Verizon wants customers to use Bluetooth only for wireless handset capabilities, not for syncing their handsets with their computers or, worse, downloading ring tones and other "premium" content from outside Verizon's walled garden. As one customer said, "It's like buying an SUV that can't go in the mud."
This is a timely lawsuit and should serve notice to all service providers who believe that consumers will passively consume what wireless features they are fed. Thanks to Wi-Fi and other wireless devices, consumers are growing both savvy and demanding about wireless technology. They know what Bluetooth is capable of and they're going to be pretty upset if anyone stands in the way of that functionality. The same goes for Wi-Fi, which is gradually making its way into carrier portfolios.

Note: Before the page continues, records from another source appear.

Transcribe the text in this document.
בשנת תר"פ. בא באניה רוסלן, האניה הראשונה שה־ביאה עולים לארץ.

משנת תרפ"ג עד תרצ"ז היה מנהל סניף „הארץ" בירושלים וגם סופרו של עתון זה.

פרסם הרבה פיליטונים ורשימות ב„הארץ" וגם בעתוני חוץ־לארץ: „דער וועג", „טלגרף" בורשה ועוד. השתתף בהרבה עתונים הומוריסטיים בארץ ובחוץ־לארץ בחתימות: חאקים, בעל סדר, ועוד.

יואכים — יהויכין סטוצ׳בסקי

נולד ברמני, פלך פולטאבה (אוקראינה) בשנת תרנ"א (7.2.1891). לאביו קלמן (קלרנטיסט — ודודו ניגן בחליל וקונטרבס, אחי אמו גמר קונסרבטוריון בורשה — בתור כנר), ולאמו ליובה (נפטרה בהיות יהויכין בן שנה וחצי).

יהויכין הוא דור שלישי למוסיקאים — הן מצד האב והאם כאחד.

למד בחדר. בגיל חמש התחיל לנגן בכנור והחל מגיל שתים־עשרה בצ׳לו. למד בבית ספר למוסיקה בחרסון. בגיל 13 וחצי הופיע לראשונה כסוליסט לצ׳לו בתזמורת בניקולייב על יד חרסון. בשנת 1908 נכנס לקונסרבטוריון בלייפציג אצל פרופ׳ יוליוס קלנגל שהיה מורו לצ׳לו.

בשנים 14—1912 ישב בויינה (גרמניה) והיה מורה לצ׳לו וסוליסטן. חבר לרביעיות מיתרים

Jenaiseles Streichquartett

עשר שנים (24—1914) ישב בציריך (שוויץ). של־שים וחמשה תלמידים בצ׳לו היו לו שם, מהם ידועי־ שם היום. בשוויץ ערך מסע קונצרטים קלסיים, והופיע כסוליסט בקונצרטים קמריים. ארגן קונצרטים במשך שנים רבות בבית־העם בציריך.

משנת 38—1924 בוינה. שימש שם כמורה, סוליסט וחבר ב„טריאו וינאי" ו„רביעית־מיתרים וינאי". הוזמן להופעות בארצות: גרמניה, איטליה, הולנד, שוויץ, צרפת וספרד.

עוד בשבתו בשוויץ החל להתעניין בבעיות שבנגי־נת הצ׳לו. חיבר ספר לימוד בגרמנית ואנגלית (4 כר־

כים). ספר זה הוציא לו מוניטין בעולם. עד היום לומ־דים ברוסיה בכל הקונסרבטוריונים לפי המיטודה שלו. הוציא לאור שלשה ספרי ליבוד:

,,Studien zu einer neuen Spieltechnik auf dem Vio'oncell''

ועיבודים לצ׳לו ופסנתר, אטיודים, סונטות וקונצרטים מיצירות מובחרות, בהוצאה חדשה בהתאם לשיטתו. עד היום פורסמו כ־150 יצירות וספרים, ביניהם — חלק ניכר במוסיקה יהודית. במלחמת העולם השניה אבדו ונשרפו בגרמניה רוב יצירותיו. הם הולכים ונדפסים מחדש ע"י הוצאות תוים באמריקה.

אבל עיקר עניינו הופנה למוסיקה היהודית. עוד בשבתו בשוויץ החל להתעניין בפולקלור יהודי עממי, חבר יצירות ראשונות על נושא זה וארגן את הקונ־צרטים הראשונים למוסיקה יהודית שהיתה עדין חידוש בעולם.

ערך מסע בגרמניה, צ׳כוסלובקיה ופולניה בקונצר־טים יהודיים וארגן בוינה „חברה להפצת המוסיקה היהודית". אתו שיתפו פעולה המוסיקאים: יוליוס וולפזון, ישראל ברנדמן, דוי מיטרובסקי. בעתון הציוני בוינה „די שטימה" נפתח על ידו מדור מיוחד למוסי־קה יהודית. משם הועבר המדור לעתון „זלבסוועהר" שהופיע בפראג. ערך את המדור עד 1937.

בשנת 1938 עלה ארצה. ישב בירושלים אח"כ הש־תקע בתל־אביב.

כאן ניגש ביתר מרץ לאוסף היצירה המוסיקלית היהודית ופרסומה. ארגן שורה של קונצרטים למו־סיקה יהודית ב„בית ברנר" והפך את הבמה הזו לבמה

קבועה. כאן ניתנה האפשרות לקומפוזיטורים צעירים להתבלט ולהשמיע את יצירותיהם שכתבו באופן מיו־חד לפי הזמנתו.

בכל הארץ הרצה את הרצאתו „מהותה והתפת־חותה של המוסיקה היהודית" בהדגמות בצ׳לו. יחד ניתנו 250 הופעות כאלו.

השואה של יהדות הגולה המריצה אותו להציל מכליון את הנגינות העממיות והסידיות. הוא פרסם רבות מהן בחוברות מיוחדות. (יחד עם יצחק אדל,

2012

Cellular carriers want to think of themselves as cable operators, who charge a monthly fee for "basic" connectivity plus make a bunch more money from "premium content." But the walled garden only works when there are walls, and thanks to a new wave of fixed wireless upstarts and newly motivated incumbents, like SBC and BellSouth, no carrier (wired or wireless) will win by walling in their customers.
The carriers of the future will tear down the walls between wired and wireless, TV and computer, home and work. The carriers of the future will function as personal systems integrators, selling services and not pipes. Verizon Wireless and Vodafone kid themselves in thinking they can control the handset manufacturers and, as a result, the consumers; it is a stopgap measure at best. Every disabled device represents a disabled business model. The walls will fall down.